Habitus is a new quarterly Australian architecture magazine of some promise. The Australian architecture and interiors magazine market is pretty well stocked, led by the likes of Monument, Architecture Australia, Architectural Review Australia, (Inside), Artichoke, C+A (the extraordinarily elegant publication of Cement Concrete and Aggregates Australia - yes, really), and several others. There are some failings in this set - they’re perhaps overly fixated on image (though this tends to come with the medium); perhaps overly focused on domestic architecture - a particular local strength (and failing) - and Architecture Australia occasionally suffers from being the ‘house mag’ of the AIA and so can be a little “uncritical” (in the words of a local architect friend). There’s nothing particularly avant-garde here either, for which we’d turn to a few of the good university offshoots, such as Mongrel/Subaud. All told, though, there is often good value in all of these publications and it’s a pretty strong showing.
However, Habitus launches unperturbed into this feisty local market with a smart new take on what local actually is. The editorial stance that particularly interests me is its focus on the architecture of Australia, New Zealand and South-East Asia, seeing this region as a broad continuum of spaces, places, terrain, climate and culture. In the words of editor Paul McGillick:
“Habitus is about cultural engagement - about architects and designers from Australia, New Zealand and South-East Asia enriching one another in an on-going dialogue. The differences and commonalities all add up to a matrix of ideas which can lead to better outcomes for the environment we live in.”

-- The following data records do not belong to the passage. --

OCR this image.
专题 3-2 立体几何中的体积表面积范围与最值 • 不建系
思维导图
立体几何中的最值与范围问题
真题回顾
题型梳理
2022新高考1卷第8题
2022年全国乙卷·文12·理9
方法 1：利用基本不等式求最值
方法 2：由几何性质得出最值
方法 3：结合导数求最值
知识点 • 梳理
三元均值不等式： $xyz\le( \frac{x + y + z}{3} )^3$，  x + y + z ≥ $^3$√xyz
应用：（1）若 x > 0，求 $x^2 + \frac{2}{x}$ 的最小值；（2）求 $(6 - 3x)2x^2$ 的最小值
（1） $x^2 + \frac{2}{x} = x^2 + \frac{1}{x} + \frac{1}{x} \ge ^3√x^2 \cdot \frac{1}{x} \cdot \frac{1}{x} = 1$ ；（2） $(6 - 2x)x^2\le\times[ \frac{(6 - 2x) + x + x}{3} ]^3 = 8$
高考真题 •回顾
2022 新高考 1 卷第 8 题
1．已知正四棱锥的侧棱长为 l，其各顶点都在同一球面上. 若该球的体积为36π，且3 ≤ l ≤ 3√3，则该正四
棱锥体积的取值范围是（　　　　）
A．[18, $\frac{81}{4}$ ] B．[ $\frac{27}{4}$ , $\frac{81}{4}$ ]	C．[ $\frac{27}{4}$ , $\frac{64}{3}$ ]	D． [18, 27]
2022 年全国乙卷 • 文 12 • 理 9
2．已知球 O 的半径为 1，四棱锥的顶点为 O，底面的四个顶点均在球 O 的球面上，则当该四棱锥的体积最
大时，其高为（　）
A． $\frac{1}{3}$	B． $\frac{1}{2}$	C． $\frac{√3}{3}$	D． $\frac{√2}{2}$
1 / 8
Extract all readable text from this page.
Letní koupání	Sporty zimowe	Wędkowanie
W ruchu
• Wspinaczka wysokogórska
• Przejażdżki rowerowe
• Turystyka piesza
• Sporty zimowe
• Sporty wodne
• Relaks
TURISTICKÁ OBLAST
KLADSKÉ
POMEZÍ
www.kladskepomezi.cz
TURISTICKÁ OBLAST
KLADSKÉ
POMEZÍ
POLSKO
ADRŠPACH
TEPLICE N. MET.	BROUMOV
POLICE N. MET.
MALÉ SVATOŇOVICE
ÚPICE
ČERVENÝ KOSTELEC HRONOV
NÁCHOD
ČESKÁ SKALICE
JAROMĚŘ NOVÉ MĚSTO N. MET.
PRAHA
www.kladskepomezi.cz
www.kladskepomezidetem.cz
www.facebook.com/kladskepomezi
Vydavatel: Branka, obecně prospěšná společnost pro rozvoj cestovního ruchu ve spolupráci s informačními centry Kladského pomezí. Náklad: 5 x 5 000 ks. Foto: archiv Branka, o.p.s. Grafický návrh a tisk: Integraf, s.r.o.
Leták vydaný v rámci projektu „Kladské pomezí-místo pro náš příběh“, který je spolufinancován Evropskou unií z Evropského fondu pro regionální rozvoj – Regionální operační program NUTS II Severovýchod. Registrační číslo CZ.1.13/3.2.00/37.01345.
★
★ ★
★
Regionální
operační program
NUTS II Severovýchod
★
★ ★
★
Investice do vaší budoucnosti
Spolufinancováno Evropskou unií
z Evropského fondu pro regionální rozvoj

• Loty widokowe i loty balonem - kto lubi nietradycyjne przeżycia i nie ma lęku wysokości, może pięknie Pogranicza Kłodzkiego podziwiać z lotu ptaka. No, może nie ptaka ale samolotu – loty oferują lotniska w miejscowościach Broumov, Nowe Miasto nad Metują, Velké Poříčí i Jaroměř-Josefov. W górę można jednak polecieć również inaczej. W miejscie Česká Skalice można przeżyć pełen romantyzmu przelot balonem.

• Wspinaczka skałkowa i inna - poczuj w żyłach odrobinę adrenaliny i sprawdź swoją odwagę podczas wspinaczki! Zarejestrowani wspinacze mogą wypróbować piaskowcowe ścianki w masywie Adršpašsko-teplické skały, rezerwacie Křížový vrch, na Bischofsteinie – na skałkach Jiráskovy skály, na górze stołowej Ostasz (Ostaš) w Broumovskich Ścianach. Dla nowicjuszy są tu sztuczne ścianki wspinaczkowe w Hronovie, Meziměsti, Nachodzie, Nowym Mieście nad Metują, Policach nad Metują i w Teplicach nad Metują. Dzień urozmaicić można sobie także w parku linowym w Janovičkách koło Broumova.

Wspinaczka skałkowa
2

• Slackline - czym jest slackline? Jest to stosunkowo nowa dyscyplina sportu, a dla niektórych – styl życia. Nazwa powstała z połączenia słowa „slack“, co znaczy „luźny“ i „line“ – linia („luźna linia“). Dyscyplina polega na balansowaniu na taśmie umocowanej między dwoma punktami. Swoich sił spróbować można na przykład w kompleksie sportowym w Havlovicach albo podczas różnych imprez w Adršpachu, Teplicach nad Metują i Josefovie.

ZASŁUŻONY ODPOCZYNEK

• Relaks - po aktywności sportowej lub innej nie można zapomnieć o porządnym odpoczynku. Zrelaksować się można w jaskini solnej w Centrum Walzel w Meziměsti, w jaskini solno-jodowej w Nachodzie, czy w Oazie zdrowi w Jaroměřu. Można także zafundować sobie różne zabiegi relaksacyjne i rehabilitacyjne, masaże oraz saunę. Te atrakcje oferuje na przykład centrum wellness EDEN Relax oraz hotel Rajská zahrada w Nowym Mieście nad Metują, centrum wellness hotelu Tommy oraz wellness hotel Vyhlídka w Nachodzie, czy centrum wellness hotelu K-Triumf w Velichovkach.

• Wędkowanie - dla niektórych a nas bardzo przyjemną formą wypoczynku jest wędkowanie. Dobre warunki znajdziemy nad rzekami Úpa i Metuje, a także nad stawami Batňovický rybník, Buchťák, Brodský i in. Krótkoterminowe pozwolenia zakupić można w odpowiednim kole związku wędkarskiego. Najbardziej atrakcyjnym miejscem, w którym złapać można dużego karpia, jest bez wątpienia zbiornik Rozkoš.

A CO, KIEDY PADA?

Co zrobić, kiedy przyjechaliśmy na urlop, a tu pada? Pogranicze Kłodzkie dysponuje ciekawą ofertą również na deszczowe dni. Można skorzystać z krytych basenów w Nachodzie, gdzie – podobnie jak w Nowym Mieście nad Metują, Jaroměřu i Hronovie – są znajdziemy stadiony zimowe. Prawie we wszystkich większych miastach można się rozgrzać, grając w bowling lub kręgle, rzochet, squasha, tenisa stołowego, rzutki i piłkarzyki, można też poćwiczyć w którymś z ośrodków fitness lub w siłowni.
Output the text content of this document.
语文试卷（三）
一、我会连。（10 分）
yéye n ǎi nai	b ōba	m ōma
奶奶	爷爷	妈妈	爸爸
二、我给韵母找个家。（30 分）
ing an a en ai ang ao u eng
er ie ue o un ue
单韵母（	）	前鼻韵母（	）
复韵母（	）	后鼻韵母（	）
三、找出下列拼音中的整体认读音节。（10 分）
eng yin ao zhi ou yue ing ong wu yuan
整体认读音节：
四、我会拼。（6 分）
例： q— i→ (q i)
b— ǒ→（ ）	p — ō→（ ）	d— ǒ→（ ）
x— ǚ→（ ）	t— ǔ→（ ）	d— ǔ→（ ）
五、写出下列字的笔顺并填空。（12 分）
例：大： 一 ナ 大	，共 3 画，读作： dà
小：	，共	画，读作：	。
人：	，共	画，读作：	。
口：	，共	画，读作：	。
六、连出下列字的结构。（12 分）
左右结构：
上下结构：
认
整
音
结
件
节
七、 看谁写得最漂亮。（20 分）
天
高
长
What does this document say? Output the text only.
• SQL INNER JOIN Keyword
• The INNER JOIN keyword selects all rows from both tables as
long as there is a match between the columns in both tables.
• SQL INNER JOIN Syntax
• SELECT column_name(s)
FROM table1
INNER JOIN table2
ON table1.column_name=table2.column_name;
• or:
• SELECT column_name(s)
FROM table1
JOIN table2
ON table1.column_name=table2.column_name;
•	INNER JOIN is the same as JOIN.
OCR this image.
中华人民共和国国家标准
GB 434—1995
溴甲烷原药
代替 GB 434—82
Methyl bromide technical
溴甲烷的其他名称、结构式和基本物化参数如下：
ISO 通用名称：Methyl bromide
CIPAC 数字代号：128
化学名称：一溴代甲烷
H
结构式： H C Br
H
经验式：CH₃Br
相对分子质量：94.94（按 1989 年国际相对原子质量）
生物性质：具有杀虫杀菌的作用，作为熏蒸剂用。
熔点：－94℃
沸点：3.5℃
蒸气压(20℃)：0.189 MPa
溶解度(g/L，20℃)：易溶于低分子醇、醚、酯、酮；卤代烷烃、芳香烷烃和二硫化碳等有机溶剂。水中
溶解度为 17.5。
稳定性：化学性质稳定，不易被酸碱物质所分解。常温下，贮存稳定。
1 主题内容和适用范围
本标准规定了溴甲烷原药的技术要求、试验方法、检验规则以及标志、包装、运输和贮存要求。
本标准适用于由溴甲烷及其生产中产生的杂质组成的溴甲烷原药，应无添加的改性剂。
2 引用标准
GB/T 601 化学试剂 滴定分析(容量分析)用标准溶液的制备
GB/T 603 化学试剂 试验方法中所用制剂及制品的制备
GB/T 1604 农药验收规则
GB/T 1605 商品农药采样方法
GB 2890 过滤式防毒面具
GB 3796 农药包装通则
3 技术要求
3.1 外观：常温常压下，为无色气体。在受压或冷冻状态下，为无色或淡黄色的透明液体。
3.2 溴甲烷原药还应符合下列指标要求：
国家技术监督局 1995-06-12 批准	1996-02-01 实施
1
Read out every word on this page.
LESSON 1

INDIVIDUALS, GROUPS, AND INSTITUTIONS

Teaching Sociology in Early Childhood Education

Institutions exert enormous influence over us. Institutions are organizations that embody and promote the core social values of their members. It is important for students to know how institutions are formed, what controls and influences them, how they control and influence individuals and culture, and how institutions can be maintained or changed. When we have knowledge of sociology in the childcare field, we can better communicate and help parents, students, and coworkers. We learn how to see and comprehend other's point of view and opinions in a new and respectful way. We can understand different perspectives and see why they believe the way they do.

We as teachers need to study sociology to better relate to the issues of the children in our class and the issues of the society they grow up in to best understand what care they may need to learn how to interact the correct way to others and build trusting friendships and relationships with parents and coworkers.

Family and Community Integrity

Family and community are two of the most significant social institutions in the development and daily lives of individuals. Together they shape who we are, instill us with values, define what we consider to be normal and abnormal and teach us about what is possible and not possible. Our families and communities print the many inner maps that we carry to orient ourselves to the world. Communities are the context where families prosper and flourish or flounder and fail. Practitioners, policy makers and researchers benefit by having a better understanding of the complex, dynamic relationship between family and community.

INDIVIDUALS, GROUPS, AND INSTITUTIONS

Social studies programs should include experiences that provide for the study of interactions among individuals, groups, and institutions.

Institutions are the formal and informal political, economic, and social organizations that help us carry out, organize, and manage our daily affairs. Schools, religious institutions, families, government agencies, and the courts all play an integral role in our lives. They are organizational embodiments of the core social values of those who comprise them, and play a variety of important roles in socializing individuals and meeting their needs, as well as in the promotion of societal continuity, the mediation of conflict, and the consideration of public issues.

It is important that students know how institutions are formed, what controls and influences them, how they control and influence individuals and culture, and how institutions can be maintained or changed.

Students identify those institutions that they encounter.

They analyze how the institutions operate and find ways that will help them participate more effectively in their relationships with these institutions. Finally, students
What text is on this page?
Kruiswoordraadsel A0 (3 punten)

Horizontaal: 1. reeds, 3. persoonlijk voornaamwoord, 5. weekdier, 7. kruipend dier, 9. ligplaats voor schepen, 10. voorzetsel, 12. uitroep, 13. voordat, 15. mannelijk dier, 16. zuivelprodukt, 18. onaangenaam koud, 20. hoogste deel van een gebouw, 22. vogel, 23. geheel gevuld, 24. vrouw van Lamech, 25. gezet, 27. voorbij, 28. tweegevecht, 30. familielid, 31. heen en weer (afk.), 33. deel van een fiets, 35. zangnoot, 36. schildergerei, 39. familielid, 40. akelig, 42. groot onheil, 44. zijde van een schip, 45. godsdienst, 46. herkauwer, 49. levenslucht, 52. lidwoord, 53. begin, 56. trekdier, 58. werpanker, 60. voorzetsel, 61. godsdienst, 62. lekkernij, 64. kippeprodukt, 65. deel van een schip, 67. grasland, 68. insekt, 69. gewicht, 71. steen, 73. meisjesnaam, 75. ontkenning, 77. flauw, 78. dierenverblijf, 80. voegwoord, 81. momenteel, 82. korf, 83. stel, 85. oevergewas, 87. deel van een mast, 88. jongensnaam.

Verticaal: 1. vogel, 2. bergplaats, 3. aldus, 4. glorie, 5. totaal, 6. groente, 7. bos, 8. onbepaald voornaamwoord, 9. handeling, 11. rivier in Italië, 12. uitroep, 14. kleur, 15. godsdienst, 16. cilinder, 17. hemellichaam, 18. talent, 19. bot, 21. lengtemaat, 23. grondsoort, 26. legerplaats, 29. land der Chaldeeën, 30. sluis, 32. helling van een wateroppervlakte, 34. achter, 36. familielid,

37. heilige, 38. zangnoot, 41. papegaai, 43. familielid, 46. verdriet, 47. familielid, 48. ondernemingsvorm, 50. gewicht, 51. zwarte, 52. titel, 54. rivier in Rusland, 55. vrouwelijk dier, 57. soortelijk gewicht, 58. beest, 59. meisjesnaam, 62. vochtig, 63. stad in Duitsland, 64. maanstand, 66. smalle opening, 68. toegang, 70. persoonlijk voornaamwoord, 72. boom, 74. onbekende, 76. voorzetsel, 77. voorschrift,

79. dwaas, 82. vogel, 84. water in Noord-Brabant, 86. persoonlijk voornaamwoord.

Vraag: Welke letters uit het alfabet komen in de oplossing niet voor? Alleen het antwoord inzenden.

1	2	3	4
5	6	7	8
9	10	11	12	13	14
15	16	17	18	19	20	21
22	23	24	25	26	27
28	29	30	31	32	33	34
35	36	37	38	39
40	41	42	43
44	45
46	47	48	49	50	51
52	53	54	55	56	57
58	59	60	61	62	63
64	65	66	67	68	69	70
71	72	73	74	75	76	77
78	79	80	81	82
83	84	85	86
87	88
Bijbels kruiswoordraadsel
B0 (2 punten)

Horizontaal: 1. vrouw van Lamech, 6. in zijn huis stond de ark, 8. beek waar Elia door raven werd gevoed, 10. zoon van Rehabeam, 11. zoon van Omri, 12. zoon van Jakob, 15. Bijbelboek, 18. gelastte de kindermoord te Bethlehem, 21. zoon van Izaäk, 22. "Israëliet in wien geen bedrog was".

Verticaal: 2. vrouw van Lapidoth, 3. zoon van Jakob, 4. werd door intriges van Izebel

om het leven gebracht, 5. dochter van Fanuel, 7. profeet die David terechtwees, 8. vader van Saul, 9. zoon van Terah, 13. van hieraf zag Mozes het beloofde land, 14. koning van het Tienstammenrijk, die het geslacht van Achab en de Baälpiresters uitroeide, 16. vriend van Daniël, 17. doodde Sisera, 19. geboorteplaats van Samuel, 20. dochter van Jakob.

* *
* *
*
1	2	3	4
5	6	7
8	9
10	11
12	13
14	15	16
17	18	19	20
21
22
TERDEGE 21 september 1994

This is not only a great idea but a strong guiding mission, recognising that Australian and New Zealand cities are essentially Asian now, and also the potential for local architects and designers in this wider ‘common market’. It also means the pages are replete with gorgeous tropical houses from Singapore, Malaysia, Thailand, and the Philippines, all warm concrete and burnished wood slowly being engulfed in verdant foliage, surrounded by green-tinged pools and dense eruptions of palms and Tembesu trees. The sheer fecundity of these environments often combine to make the Aus/NZ houses look as if they’re situated in positively spartan terrain, no mean feat. The projects range from enormous mansions to the smallest interventions in the environment, and are balanced with contributions from across the region (though there’s little from Australia north of Sydney in this particular issue, unfortunately.)